Dingle Record Shop largely stocks traditional and music made by local musicians, as many of them aren't covered by a distribution company. There are at least a couple of releases by Mazz herself.

A sign on one of the racks sets out Mazz's main modus operandi for the shop. "Local musicians and their friends (and their friends) are our friends," it reads.  A row of releases marked as  “eclectic surprises” also isn't the kind of category you'd get on iTunes.

I ask Mazz is she a good salesperson?

“The word 'convincing' is a fair one to use in this case,” she answers. “You get an intuition about these things. I really care what people buy.”

On the map
The Dingle Record Shop exists opposite a church and under a pizza restaurant in that beautiful but isolated tourist town on the most westerly point of Ireland. Dingle is far from where most of the record industry lives, but with Other Voices happening there every year for the past 13, Dingle is on the map.

In Myles O'Reilly's video documentary about Mazz and the shop, in which he called it "the greatest smallest record shop in Ireland", O'Reilly bestowed her with the mantle of "the record industry in Dingle".

Local band Walking On Cars, who would have been shop regulars, are now signed to a major label in the UK. “I recorded the band in the shop back in 2011, and if you listen to that podcast now and they talk about their hopes and aspirations, basically all of them have come true,” Mazz says with pride.

A lot of musicians live in the town and visiting Dingle is on many touring musicians itineraries. Many of them drop into the shop as evidenced by the walls lined with signed albums, posters and ticket stubs. “None of them are for sale,” Mazz says, who is as much as music fan as she is shop owner.

A recent visitor, Bono, can be seen on the record shop's homepage. “No offence to Bono, but the shop was there before Bono,” says Mazz attempting to downplay her famous visitor.

Mazz invites people into the shop to play too. Sometimes she plays along with them. With the help of her daughter Máirín Benison, Mazz has been recording a podcast of in-store performances called Sessions From The Shop since 2010. Performers have included SOAK, Andy Irvine, John Spillane, Donovan,  local band Lumiere and even, despite the shops intimate size, a 23-piece choir.

"Inch by inch, row by row," Mazz sings to the tune of the old folk number Garden Song recounting the experience. "Those magic moments, you can't buy them."

As well as that, Mazz is also involved in DingleTunes.com, a website consisting of songs recorded on the Dingle Peninsula, which aren't available anywhere else.

The shop predates most formats. It was there before cassettes, before CDs, before Napster, iTunes and YouTube, on which Mazz has a channel.

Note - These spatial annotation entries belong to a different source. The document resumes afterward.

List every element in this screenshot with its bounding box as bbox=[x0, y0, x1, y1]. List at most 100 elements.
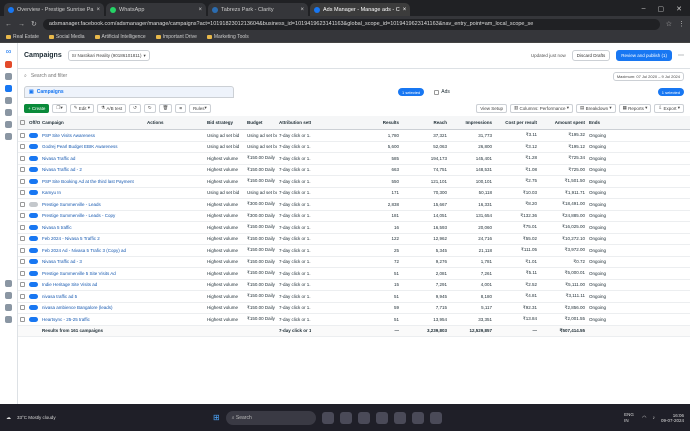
edit-button[interactable]: ✎ Edit ▾ bbox=[69, 103, 95, 113]
back-icon[interactable]: ← bbox=[5, 21, 12, 28]
breakdown-button[interactable]: ▤ Breakdown ▾ bbox=[576, 103, 616, 113]
weather-widget[interactable]: 33°C Mostly cloudy bbox=[17, 415, 77, 420]
tab-ads[interactable]: Ads bbox=[434, 89, 450, 95]
account-avatar[interactable] bbox=[5, 61, 12, 68]
column-header[interactable]: Results bbox=[355, 116, 401, 129]
table-row[interactable]: Indie Heritage Site Visits ad Highest vol… bbox=[18, 280, 690, 291]
table-row[interactable]: Prestige Summerville - Leads - Copy Highe… bbox=[18, 211, 690, 222]
help-icon[interactable] bbox=[5, 280, 12, 287]
browser-tab[interactable]: WhatsApp × bbox=[106, 3, 206, 16]
column-header[interactable]: Bid strategy bbox=[205, 116, 245, 129]
chart-icon[interactable] bbox=[5, 97, 12, 104]
ads-checkbox[interactable] bbox=[434, 89, 440, 95]
campaign-name-link[interactable]: Nivasa 5 traffic bbox=[40, 225, 145, 230]
rules-button[interactable]: Rules ▾ bbox=[188, 103, 211, 113]
table-row[interactable]: Nivasa Traffic ad Highest volume ₹150.00 D… bbox=[18, 153, 690, 165]
redo-button[interactable]: ↻ bbox=[143, 103, 156, 113]
column-header[interactable]: Impressions bbox=[449, 116, 494, 129]
row-checkbox[interactable] bbox=[20, 305, 25, 311]
selected-pill-right[interactable]: 1 selected bbox=[657, 88, 684, 96]
campaign-name-link[interactable]: Feb 2024 - Nivasa 5 Traffic 2 bbox=[40, 236, 145, 241]
clock[interactable]: 16:06 09-07-2024 bbox=[661, 413, 684, 423]
weather-icon[interactable]: ☁ bbox=[6, 415, 11, 421]
campaigns-icon[interactable] bbox=[5, 85, 12, 92]
bookmark-item[interactable]: Marketing Tools bbox=[206, 34, 249, 40]
campaign-name-link[interactable]: Prestige Summerville - Leads bbox=[40, 202, 145, 207]
date-range-picker[interactable]: Maximum: 07 Jul 2020 – 9 Jul 2024 bbox=[612, 71, 684, 81]
row-checkbox[interactable] bbox=[20, 201, 25, 207]
column-header[interactable]: Off/On bbox=[27, 116, 40, 129]
close-icon[interactable]: × bbox=[96, 7, 100, 13]
campaign-name-link[interactable]: Indie Heritage Site Visits ad bbox=[40, 282, 145, 287]
search-icon[interactable] bbox=[5, 304, 12, 311]
toggle-switch[interactable] bbox=[29, 282, 38, 288]
table-row[interactable]: Heartsync - 25-25 traffic Highest volume ₹… bbox=[18, 314, 690, 326]
ab-test-button[interactable]: ⚗ A/B test bbox=[97, 103, 127, 113]
toggle-switch[interactable] bbox=[29, 201, 38, 207]
url-field[interactable]: adsmanager.facebook.com/adsmanager/manag… bbox=[42, 18, 660, 30]
row-checkbox[interactable] bbox=[20, 155, 25, 161]
campaign-name-link[interactable]: Godrej Pearl Budget EBIK Awareness bbox=[40, 144, 145, 149]
create-button[interactable]: + Create bbox=[24, 103, 50, 113]
star-icon[interactable]: ☆ bbox=[666, 20, 672, 28]
bookmark-item[interactable]: Social Media bbox=[48, 34, 85, 40]
columns-button[interactable]: ▥ Columns: Performance ▾ bbox=[509, 103, 574, 113]
row-checkbox[interactable] bbox=[20, 282, 25, 288]
bookmark-item[interactable]: Important Drive bbox=[155, 34, 197, 40]
campaign-name-link[interactable]: Kamyu In bbox=[40, 190, 145, 195]
column-header[interactable]: Campaign bbox=[40, 116, 145, 129]
row-checkbox[interactable] bbox=[20, 293, 25, 299]
language-indicator[interactable]: ENG IN bbox=[624, 412, 636, 424]
wifi-icon[interactable]: ◠ bbox=[642, 415, 646, 421]
toggle-switch[interactable] bbox=[29, 270, 38, 276]
chrome-icon[interactable] bbox=[357, 411, 370, 424]
campaign-name-link[interactable]: PSP Site Visits Awareness bbox=[40, 133, 145, 138]
toggle-switch[interactable] bbox=[29, 236, 38, 242]
column-header[interactable]: Reach bbox=[401, 116, 449, 129]
row-checkbox[interactable] bbox=[20, 259, 25, 265]
photos-icon[interactable] bbox=[429, 411, 442, 424]
review-publish-button[interactable]: Review and publish (1) bbox=[616, 50, 672, 61]
task-view-icon[interactable] bbox=[321, 411, 334, 424]
file-explorer-icon[interactable] bbox=[339, 411, 352, 424]
table-row[interactable]: PSP Site Visits Awareness Using ad set bi… bbox=[18, 130, 690, 142]
campaign-name-link[interactable]: Prestige Summerville - Leads - Copy bbox=[40, 213, 145, 218]
campaign-name-link[interactable]: Nivasa Traffic ad - 2 bbox=[40, 167, 145, 172]
store-icon[interactable] bbox=[393, 411, 406, 424]
windows-start-icon[interactable]: ⊞ bbox=[213, 413, 220, 422]
reports-button[interactable]: ▦ Reports ▾ bbox=[618, 103, 652, 113]
table-row[interactable]: PSP Site Booking Ad at the third last Pa… bbox=[18, 176, 690, 188]
toggle-switch[interactable] bbox=[29, 155, 38, 161]
row-checkbox[interactable] bbox=[20, 190, 25, 196]
maximize-icon[interactable]: ▢ bbox=[658, 5, 665, 13]
row-checkbox[interactable] bbox=[20, 132, 25, 138]
reload-icon[interactable]: ↻ bbox=[31, 20, 37, 28]
discard-drafts-button[interactable]: Discard Drafts bbox=[571, 50, 611, 61]
forward-icon[interactable]: → bbox=[18, 21, 25, 28]
row-checkbox[interactable] bbox=[20, 316, 25, 322]
delete-button[interactable]: 🗑 bbox=[158, 103, 173, 113]
account-selector[interactable]: Sr Nastikari Reality (90186101811) ▾ bbox=[67, 50, 150, 61]
table-row[interactable]: Nivasa Traffic ad - 2 Highest volume ₹150.… bbox=[18, 165, 690, 176]
toggle-switch[interactable] bbox=[29, 190, 38, 196]
selected-pill[interactable]: 1 selected bbox=[398, 88, 425, 96]
search-input[interactable]: Search and filter bbox=[31, 73, 67, 79]
table-row[interactable]: Feb 2024 - Nivasa 5 Traffic 2 Highest vol… bbox=[18, 234, 690, 245]
menu-icon[interactable]: ⋮ bbox=[678, 20, 685, 28]
campaign-name-link[interactable]: nivasa ambience Bangalore (leads) bbox=[40, 305, 145, 310]
row-checkbox[interactable] bbox=[20, 247, 25, 253]
duplicate-button[interactable]: ❐ ▾ bbox=[52, 103, 67, 113]
table-row[interactable]: nivasa traffic ad 5 Highest volume ₹150.00… bbox=[18, 291, 690, 303]
close-icon[interactable]: × bbox=[403, 7, 407, 13]
column-header[interactable]: Budget bbox=[245, 116, 277, 129]
campaign-name-link[interactable]: Feb 2024 Ad - Nivasa 5 Trafic 3 (Copy) a… bbox=[40, 248, 145, 253]
toggle-switch[interactable] bbox=[29, 144, 38, 150]
row-checkbox[interactable] bbox=[20, 224, 25, 230]
bookmark-item[interactable]: Artificial Intelligence bbox=[94, 34, 146, 40]
table-row[interactable]: Nivasa Traffic ad - 3 Highest volume ₹150.… bbox=[18, 257, 690, 268]
campaign-name-link[interactable]: Nivasa Traffic ad - 3 bbox=[40, 259, 145, 264]
row-checkbox[interactable] bbox=[20, 178, 25, 184]
bookmark-item[interactable]: Real Estate bbox=[6, 34, 39, 40]
campaign-name-link[interactable]: Prestige Summerville 5 Site Visits Ad bbox=[40, 271, 145, 276]
close-icon[interactable]: × bbox=[300, 7, 304, 13]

She's never used Spotify herself but has heard about it.

“If it gives the band the promotion they want and it's their choice then that's up to them if the value is there,” she says pragmatically.

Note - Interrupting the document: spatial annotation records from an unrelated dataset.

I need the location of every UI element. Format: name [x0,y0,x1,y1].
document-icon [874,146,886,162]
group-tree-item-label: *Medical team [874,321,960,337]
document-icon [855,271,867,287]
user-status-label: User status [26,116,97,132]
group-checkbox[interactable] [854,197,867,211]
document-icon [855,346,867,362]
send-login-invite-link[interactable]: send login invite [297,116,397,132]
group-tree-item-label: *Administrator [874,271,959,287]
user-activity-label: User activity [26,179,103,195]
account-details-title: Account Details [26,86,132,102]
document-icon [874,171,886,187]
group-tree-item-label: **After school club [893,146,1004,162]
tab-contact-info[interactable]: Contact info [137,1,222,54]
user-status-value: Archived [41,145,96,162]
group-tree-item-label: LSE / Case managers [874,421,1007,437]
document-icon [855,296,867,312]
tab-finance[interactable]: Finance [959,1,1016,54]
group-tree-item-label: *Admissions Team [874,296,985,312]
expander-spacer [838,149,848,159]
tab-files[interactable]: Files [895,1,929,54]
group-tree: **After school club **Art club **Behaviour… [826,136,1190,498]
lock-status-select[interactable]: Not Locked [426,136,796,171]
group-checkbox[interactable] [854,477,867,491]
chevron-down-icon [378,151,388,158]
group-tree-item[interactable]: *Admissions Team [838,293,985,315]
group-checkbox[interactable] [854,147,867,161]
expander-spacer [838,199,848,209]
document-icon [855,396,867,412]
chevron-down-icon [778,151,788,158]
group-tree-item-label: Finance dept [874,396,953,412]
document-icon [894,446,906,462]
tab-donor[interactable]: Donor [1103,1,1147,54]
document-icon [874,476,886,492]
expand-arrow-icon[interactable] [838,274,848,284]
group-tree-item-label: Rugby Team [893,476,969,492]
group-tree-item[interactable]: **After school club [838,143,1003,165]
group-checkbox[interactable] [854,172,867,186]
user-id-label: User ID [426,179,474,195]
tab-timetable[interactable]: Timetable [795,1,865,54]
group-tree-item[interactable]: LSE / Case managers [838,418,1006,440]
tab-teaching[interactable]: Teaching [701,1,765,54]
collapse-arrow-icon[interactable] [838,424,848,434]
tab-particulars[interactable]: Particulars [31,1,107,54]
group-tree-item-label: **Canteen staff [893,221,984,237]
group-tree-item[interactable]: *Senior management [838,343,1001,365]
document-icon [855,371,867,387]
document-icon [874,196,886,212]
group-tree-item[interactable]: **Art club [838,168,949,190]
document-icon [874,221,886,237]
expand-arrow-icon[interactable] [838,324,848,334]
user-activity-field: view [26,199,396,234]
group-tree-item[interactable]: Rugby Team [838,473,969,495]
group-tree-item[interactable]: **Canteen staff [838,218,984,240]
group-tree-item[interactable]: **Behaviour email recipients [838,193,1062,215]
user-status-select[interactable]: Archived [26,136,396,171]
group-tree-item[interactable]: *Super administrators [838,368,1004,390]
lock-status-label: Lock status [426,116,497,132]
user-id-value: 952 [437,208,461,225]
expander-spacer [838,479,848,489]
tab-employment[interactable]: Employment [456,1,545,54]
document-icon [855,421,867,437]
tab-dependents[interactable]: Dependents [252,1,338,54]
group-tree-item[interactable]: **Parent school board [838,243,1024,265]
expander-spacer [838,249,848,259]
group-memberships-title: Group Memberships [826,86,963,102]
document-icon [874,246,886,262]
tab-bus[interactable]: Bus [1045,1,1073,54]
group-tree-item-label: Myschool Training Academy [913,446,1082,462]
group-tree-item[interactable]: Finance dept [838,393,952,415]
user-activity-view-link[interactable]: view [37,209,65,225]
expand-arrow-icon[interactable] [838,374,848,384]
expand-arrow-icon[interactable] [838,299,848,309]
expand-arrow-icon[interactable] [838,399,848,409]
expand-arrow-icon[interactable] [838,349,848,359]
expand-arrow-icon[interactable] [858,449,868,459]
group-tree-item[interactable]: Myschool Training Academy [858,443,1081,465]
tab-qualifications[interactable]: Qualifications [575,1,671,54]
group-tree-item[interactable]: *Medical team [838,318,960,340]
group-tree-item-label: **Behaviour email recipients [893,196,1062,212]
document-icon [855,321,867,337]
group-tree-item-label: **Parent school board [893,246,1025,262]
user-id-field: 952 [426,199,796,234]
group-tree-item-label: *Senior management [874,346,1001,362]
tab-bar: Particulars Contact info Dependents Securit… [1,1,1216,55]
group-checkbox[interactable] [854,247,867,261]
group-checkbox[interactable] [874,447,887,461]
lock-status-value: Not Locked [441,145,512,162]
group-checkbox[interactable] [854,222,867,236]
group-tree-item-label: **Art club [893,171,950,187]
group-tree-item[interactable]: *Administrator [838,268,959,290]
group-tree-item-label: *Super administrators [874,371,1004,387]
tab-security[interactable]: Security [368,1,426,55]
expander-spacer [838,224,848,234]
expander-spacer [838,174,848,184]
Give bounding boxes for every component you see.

Does she worry streaming services are threatening her livelihood?

“I still hope that people, no matter what age they are, will want to come in to a record shop as there will always be someone who wants to hold something tangible in their hands or talk to the person behind the counter without any sales motivation. There are cups of tea on the go all of the time,” she says.

As for illegal downloading?

“That stuff has been there since cassettes were used to tape off the radio and musicians never got a shilling for that.”

The record shop is Mazz's life and she's very serious about promoting local talent. “There are some amazing and talented acts in this country. I just wish I could do more,” she chuckles.